Are there any alternatives? One option is to have the government directly finance research and then make the fruits of research freely available. This would allow drugs to be sold at their low manufacturing cost. Some, however, are sceptical about how effective government laboratories would be for innovation. Some others feel that given prevailing fiscal problems in all countries, government funds for research would be inadequate, specially when in many cases nothing useful may come out after spending a huge amount.
How about the government compensating private firms for their research when the output is beneficial to society? One variant of this proposal is that the government will buy the new drug at a price which will cover the cost of R&D and then sell the drug at affordable prices. Since the major impact of diseases like AIDS or malaria is in poor developing countries, drug companies do not find it profitable to research for such drugs. Given the enormous social benefits, government subsidy for research would be justified in these cases. Moreover, the government will buy only if the research is fruitful, thereby avoiding wasteful public expenditure.

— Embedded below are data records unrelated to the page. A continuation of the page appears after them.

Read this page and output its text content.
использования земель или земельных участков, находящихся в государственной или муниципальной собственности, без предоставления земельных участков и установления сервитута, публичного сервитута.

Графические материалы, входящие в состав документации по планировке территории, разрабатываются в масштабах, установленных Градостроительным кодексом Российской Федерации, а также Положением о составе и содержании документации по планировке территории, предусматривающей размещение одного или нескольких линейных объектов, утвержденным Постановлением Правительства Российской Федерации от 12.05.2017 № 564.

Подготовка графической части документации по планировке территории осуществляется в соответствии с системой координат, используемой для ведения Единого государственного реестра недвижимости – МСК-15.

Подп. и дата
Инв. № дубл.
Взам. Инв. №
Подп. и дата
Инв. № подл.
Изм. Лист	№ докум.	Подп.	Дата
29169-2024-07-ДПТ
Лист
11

The major problem here would be to decide when and how much money the government should pay for such private research. One suggestion is that the government could selectively buy patents at a premium over the price that the highest private bidder is willing to pay and then put them for free use by others. This would make it less profitable for drug companies to exploit patented monopoly. In a free market, nobody would be willing to pay a high price for buying the patent for such improved drugs. This would get more therapeutic value for each dollar spent and also increase access to the drugs.
Naturally, the big and powerful drug companies would not like these ideas and would argue for continuing private patenting in the interest of innovation and for increasing the coverage of medical insurance to widen access to drugs. Some are also sceptical whether the decision to buy patents selectively by the government would be influenced by vested, rather than public, interests.
As the debate continues, many Americans wistfully look beyond the US-Canada border. In Canada, the same prescription drugs are available at much lower prices owing to price control by the government and freer imports of drugs from other countries. The American administration continues to ban imports from Canada on the grounds that unsafe drugs manufactured in third world countries would find their way into the US. However, no Canadian has reported sick because of imported drugs, so far.
The Indian administration should learn a lesson from Canada. It must fight hard to preserve its right to impose price controls and liberally allow ?compulsory licensing? (that is, giving other companies the licence to produce patented drugs) whenever the big companies try to extract monopoly profits. This drug lobby may include not just MNCs, but their Indian collaborators too.